MY PERSONAL LEARNING TRAJECTORY AS A STUDENT WOULD BE FAR DIFFERENT THAN THE LEARNING TRAJECTORY OF MY TYPICAL STUDENT

Most music teachers choose to be teachers because music comes easily and naturally to them.  That’s not to say we didn’t have to work hard but it was “fun”work.

So, I naturally thought that all my students would love music as much as I did.  I mistakenly thought they would learn pretty much at the same pace I did.  Unfortunately this wasn’t the case so one of the first major lessons I learned after my college education, a lesson that could only be learned through experience, was my experience as a student was going to be different than that of my students.

In the first years of my teaching I tended to go much too fast through the initial books.  I could get away with this for a short while but then the student would come to a plateau and crash.  We would try to fight our way through that plateau but it brought about a frustration to the student that wasn’t necessary.

The initial steps in learning to read musical manuscript must be thoroughly understood.  Depth of learning is critical to teaching the beginning piano student, regardless of their age of beginning lessons.  It doesn’t matter if the student is 4 or 12.  To learn to read music well a student must read music, a lot of it.  Here’s one place where we are not talking quality; we’re talking quantity.

Once I learned this very important lesson my students began learning at a much steadier rate.  I found they were no longer the running into “brick walls”.  There was much less frustration and piano lessons became a natural progression.  The trajectory of my students learning was much steadier.  Experience became my friend.

TECHNIQUE IS A LONG AND ARDUOUS TASK — FOR THE TEACHER

It wasn’t until I was in college that technique was approached as a scientific study of how to utilize the human mechanism to produce facility and a beautiful tone.  My teachers before college gave me finger exercises.  Play these exercises and with sufficient repetition you could play any piece you desired.  While in college it was a huge mental adjustment to approach the piano from this new paradigm.

When I began teaching professionally I had to take these rather complex ideas I learned in my 20’a and apply them to young grade school students.  It was among the most difficult of the tasks I had, to bring these sophisticated principles down to a grade school level.  But with each student I taught I learned better and better ways to convey these principles to my students.

My class of students had students with so many different mechanical abilities that it just added to my personal learning curve.  Some students had very delicate hands.  Some where honestly frail.  Others students had very strong hands but each with varying degrees of flexibility.  Even other students had finger joints that easily collapsed that made producing a good sound on the piano difficult.
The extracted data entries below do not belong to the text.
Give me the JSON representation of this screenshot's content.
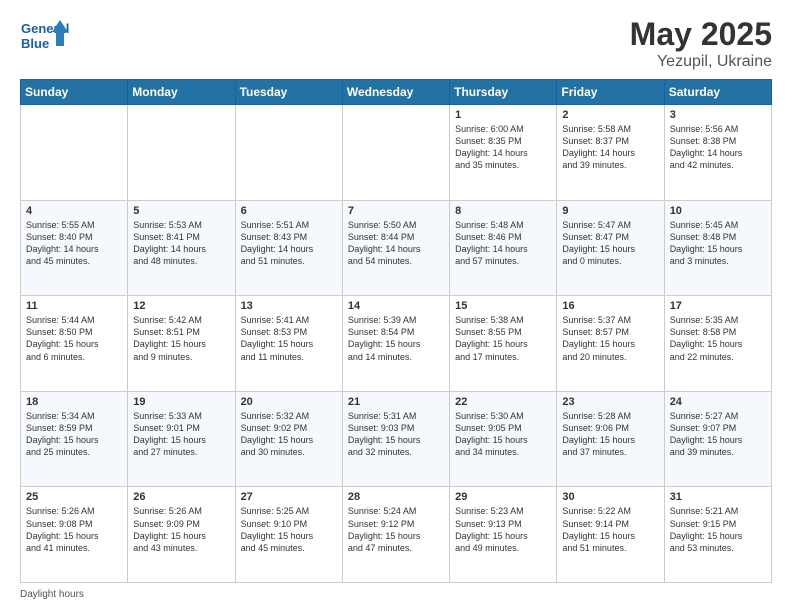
{
  "logo": {
    "line1": "General",
    "line2": "Blue"
  },
  "title": {
    "month_year": "May 2025",
    "location": "Yezupil, Ukraine"
  },
  "days_of_week": [
    "Sunday",
    "Monday",
    "Tuesday",
    "Wednesday",
    "Thursday",
    "Friday",
    "Saturday"
  ],
  "weeks": [
    [
      {
        "day": "",
        "info": ""
      },
      {
        "day": "",
        "info": ""
      },
      {
        "day": "",
        "info": ""
      },
      {
        "day": "",
        "info": ""
      },
      {
        "day": "1",
        "info": "Sunrise: 6:00 AM\nSunset: 8:35 PM\nDaylight: 14 hours\nand 35 minutes."
      },
      {
        "day": "2",
        "info": "Sunrise: 5:58 AM\nSunset: 8:37 PM\nDaylight: 14 hours\nand 39 minutes."
      },
      {
        "day": "3",
        "info": "Sunrise: 5:56 AM\nSunset: 8:38 PM\nDaylight: 14 hours\nand 42 minutes."
      }
    ],
    [
      {
        "day": "4",
        "info": "Sunrise: 5:55 AM\nSunset: 8:40 PM\nDaylight: 14 hours\nand 45 minutes."
      },
      {
        "day": "5",
        "info": "Sunrise: 5:53 AM\nSunset: 8:41 PM\nDaylight: 14 hours\nand 48 minutes."
      },
      {
        "day": "6",
        "info": "Sunrise: 5:51 AM\nSunset: 8:43 PM\nDaylight: 14 hours\nand 51 minutes."
      },
      {
        "day": "7",
        "info": "Sunrise: 5:50 AM\nSunset: 8:44 PM\nDaylight: 14 hours\nand 54 minutes."
      },
      {
        "day": "8",
        "info": "Sunrise: 5:48 AM\nSunset: 8:46 PM\nDaylight: 14 hours\nand 57 minutes."
      },
      {
        "day": "9",
        "info": "Sunrise: 5:47 AM\nSunset: 8:47 PM\nDaylight: 15 hours\nand 0 minutes."
      },
      {
        "day": "10",
        "info": "Sunrise: 5:45 AM\nSunset: 8:48 PM\nDaylight: 15 hours\nand 3 minutes."
      }
    ],
    [
      {
        "day": "11",
        "info": "Sunrise: 5:44 AM\nSunset: 8:50 PM\nDaylight: 15 hours\nand 6 minutes."
      },
      {
        "day": "12",
        "info": "Sunrise: 5:42 AM\nSunset: 8:51 PM\nDaylight: 15 hours\nand 9 minutes."
      },
      {
        "day": "13",
        "info": "Sunrise: 5:41 AM\nSunset: 8:53 PM\nDaylight: 15 hours\nand 11 minutes."
      },
      {
        "day": "14",
        "info": "Sunrise: 5:39 AM\nSunset: 8:54 PM\nDaylight: 15 hours\nand 14 minutes."
      },
      {
        "day": "15",
        "info": "Sunrise: 5:38 AM\nSunset: 8:55 PM\nDaylight: 15 hours\nand 17 minutes."
      },
      {
        "day": "16",
        "info": "Sunrise: 5:37 AM\nSunset: 8:57 PM\nDaylight: 15 hours\nand 20 minutes."
      },
      {
        "day": "17",
        "info": "Sunrise: 5:35 AM\nSunset: 8:58 PM\nDaylight: 15 hours\nand 22 minutes."
      }
    ],
    [
      {
        "day": "18",
        "info": "Sunrise: 5:34 AM\nSunset: 8:59 PM\nDaylight: 15 hours\nand 25 minutes."
      },
      {
        "day": "19",
        "info": "Sunrise: 5:33 AM\nSunset: 9:01 PM\nDaylight: 15 hours\nand 27 minutes."
      },
      {
        "day": "20",
        "info": "Sunrise: 5:32 AM\nSunset: 9:02 PM\nDaylight: 15 hours\nand 30 minutes."
      },
      {
        "day": "21",
        "info": "Sunrise: 5:31 AM\nSunset: 9:03 PM\nDaylight: 15 hours\nand 32 minutes."
      },
      {
        "day": "22",
        "info": "Sunrise: 5:30 AM\nSunset: 9:05 PM\nDaylight: 15 hours\nand 34 minutes."
      },
      {
        "day": "23",
        "info": "Sunrise: 5:28 AM\nSunset: 9:06 PM\nDaylight: 15 hours\nand 37 minutes."
      },
      {
        "day": "24",
        "info": "Sunrise: 5:27 AM\nSunset: 9:07 PM\nDaylight: 15 hours\nand 39 minutes."
      }
    ],
    [
      {
        "day": "25",
        "info": "Sunrise: 5:26 AM\nSunset: 9:08 PM\nDaylight: 15 hours\nand 41 minutes."
      },
      {
        "day": "26",
        "info": "Sunrise: 5:26 AM\nSunset: 9:09 PM\nDaylight: 15 hours\nand 43 minutes."
      },
      {
        "day": "27",
        "info": "Sunrise: 5:25 AM\nSunset: 9:10 PM\nDaylight: 15 hours\nand 45 minutes."
      },
      {
        "day": "28",
        "info": "Sunrise: 5:24 AM\nSunset: 9:12 PM\nDaylight: 15 hours\nand 47 minutes."
      },
      {
        "day": "29",
        "info": "Sunrise: 5:23 AM\nSunset: 9:13 PM\nDaylight: 15 hours\nand 49 minutes."
      },
      {
        "day": "30",
        "info": "Sunrise: 5:22 AM\nSunset: 9:14 PM\nDaylight: 15 hours\nand 51 minutes."
      },
      {
        "day": "31",
        "info": "Sunrise: 5:21 AM\nSunset: 9:15 PM\nDaylight: 15 hours\nand 53 minutes."
      }
    ]
  ],
  "footer": "Daylight hours"
}
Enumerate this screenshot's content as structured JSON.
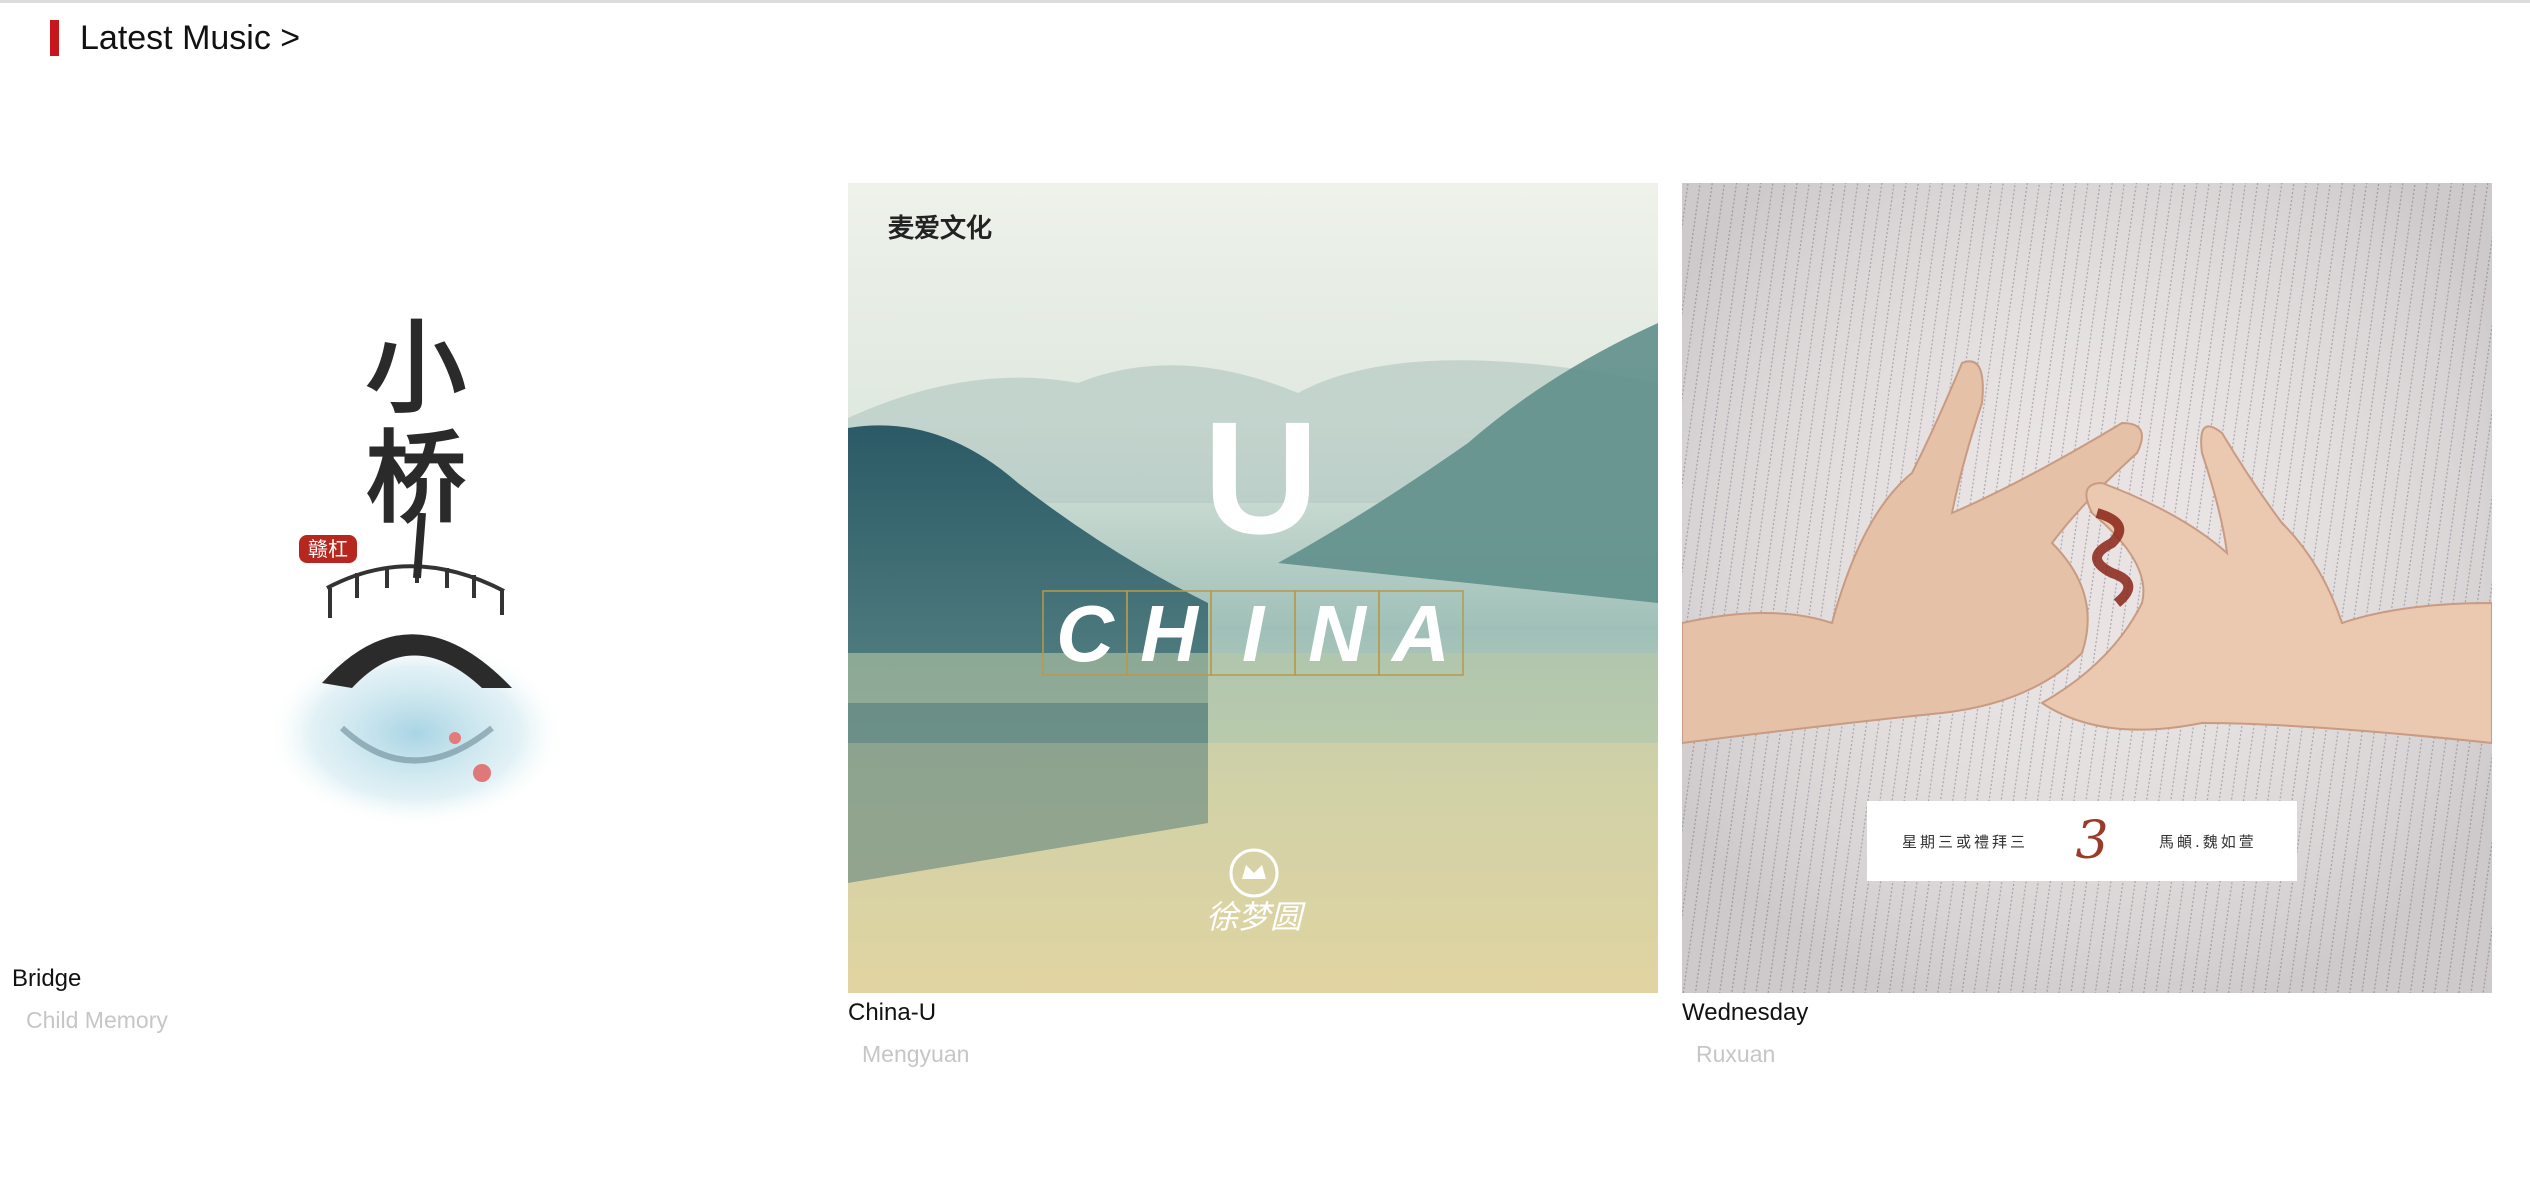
{
  "section": {
    "title": "Latest Music >"
  },
  "songs": [
    {
      "title": "Bridge",
      "artist": "Child Memory",
      "cover": {
        "calligraphy_top": "小",
        "calligraphy_bottom": "桥",
        "seal_text": "赣杠"
      }
    },
    {
      "title": "China-U",
      "artist": "Mengyuan",
      "cover": {
        "label_brand": "麦爱文化",
        "big_letter": "U",
        "word_letters": [
          "C",
          "H",
          "I",
          "N",
          "A"
        ],
        "signature": "徐梦圆"
      }
    },
    {
      "title": "Wednesday",
      "artist": "Ruxuan",
      "cover": {
        "left_text": "星期三或禮拜三",
        "number": "3",
        "right_text": "馬頔.魏如萱"
      }
    }
  ],
  "colors": {
    "accent": "#c8161d",
    "title": "#111111",
    "artist": "#c6c6c6"
  }
}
But after years of close observation eventually I got to the place where I had enough experiences that the problems I saw began to repeat.  Eventually I knew what I needed to do and the tasks I needed to give the students so they could maximize their personal technical potential.  It was only through experience that I as a teacher learned how to master the teaching of technique to my young students.

PROGRESSING THE STUDENT — ANOTHER TASK ONLY MASTERED THROUGH EXPERIENCE

My first lessons were on the organ.  I was 11 years old.  My progress was far different than the progress of those who started on the piano at age 7, which was the typical starting age in the early 1960’s.  The rate a student progresses is very different depending on the age the student begins.

When I began teaching I had to guess which books to purchase.  I had to hope the books I choose would match the rate of progress of each student.  Of course, each student had a different level of natural ability and that further complicated this issue too.  Every student brought me a different set of issues that demanded my attention.

But again, the only example I had was my own personal experience.  And starting music rather late at age 11 didn’t give me a very good template when I began my own studio of students.  Again there was a lengthy learning curve in understanding all the possibilities of judging the right level of music that would maximize my individual student’s progress.

This is especially true in the intermediate level of piano study where one chooses more repertoire from a body of musical compositions that really wasn’t written with any thought to step by step progress as is typical of method books written for the elementary piano student.  Bach wrote many superb pieces for children.  So did Schumann and Bartok.  But these pieces were written with no thought to sequencing; which piece to teach first and which piece to teach next.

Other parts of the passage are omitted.